Amares

Proposta do PS de Amares para construção de multiusos foi rejeitada pela maioria

O executivo municipal de Amares discutiu, hoje, em reunião de câmara, a proposta conjunta dos vereadores do PS de Amares e Terras de Bouro para a criação de uma equipa multidisciplinar com vista à construção de um centro Intermunicipal de Congressos, Cultura e Eventos que foi recusada pela maioria do PSD.

A 14 de maio, uma proposta com vista para a criação daquela infraestrutura foi apresentada pelos Vereadores socialistas Pedro Costa e Delfim Rodrigues (Amares) e Diogo Carrasqueiras Pereira (Terras de Bouro). A ideia explanada passava por constituir uma equipa que estudasse a viabilidade ou não de tal estrutura, incluindo locais de construção. “Queremos explorar todos os esforços possíveis para se aferir da viabilidade da construção do centro de congressos, que os municípios, por si só, não conseguem materializar”, referiu Pedro Costa.

Ao grupo de trabalho intermunicipal competiria realizar um estudo de viabilidade técnica e financeira, a localização estratégica ou o modelo de gestão partilhada. “Se preferimos ficar orgulhosamente sós, assumamos isso. Quando o senhor presidente suspendeu o concurso público do multiusos, eu apoiei e apoio a decisão. Se tiver solução para concretização desse multiusos dentro deste mandato, eu retiro a proposta”.

Álvaro Silva
O vereador independente, Álvaro Silva, começou por dizer que “sou favorável à cooperação intermunicipal e a investimentos conjuntos desde que criem benefícios efectivos para as populações”, acrescentando que “a iniciativa é relevante para a atratividade da região”. No entanto, “governar é fazer escolhas, definir prioridades e há desafios estruturais que exigem respostas diretas para a colmatar as necessidades das populações”.

Para o vereador, “em Amares há outras prioridades como a expansão do saneamento e rede de água, o aproveitamento do potencial do rios Cávado e Homem com a criação de praias fluviais e construção de passadiços”, por exemplo. O voto de abstenção é “voto de preferência por outras prioridades, de responsabilidade e rigor no uso dos dinheiros públicos”.

Rui Tomada
O outro vereador independente, Rui Tomada, referiu que “sou adepto das parcerias e há muito a fazer entre os dois municípios”, considerando que “a proposta deveria ter sido tratada de outra forma” e optou pela abstenção.

João Januário
Coube ao vice-presidente da câmara de Amares defendeu a posição contra a proposta, começando por esclarecer que “ninguém se está a pronunciar se vai haver um multiusos. Estamos a falar na criação de um grupo de trabalho”. Revelou que “em Terras de Bouro, a proposta foi retirada três vezes”.

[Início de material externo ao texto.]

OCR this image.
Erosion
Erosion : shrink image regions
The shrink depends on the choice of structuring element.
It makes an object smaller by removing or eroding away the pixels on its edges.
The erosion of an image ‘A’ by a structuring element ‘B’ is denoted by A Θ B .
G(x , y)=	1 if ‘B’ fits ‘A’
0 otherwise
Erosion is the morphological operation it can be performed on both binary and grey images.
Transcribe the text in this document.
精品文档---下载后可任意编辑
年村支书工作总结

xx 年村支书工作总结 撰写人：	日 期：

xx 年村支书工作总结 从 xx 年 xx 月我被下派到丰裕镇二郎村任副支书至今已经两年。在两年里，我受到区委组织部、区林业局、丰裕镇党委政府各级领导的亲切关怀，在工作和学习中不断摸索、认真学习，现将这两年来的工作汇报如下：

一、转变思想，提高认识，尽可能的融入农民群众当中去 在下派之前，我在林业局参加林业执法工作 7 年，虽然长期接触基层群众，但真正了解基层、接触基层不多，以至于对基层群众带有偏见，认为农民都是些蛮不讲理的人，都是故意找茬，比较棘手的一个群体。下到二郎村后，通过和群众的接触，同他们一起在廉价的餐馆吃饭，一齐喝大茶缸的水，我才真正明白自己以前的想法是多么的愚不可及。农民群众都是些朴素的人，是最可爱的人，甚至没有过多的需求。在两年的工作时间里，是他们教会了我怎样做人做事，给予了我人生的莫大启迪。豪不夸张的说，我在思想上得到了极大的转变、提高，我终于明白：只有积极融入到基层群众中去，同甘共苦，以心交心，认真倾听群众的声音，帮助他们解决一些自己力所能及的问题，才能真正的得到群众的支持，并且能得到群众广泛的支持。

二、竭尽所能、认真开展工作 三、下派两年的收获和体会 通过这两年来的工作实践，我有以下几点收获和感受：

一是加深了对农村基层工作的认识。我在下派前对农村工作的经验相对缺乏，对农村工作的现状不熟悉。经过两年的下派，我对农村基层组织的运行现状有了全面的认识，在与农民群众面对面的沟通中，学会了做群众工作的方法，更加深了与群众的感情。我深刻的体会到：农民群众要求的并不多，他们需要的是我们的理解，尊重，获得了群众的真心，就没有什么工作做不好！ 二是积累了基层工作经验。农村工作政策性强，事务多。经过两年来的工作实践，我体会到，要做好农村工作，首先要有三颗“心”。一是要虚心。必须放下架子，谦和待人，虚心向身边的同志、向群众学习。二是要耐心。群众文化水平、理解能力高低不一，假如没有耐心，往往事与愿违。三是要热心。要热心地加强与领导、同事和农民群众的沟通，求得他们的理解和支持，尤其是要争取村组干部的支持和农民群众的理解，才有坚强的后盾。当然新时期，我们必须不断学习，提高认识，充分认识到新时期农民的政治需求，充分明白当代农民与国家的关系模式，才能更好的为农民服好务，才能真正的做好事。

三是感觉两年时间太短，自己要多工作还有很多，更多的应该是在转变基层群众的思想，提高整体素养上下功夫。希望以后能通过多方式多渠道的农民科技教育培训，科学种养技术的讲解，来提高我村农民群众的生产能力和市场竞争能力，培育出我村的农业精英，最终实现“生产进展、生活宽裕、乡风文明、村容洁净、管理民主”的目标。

João Januário considera que o documento não concretiza nada: “não sabemos quem vai compor a comissão, não diz onde vai ser a localização ou onde vamos buscar financiamento. Por isso, tenho dúvidas”.

Já o presidente da câmara, Emanuel Magalhães, “por uma questão de coerência”, justificou o seu voto: “não tiramos a toalha ao chão em relação ao multiusos e estamos à procura de financiamento. Temos uma proposta apresentada, um projeto pronto e uma localização”.

Declaração de voto
Pedro Costa fez uma declaração de voto começando por dizer que “em Terras de Bouro, adiaram a discussão porque ninguém quis ficar com o ónus do chumbo e pelos vistos, vocês vão ficar”. E foi muito duro: “vocês chumbaram a proposta porque é do PS, com outra sigla seria elogiada, discutida e aprovada. Vocês têm noção do que chumbaram? Chumbaram uma proposta para trabalhar, vocês não querem trabalhar, tudo bem. Vale do Homem tem sido desvalorizado pelos governos do PS e do PSD. E vocês continuam a querer ser da segunda divisão com uma visão de quintal. A vossa votação revelou quem somos: pequeninos”.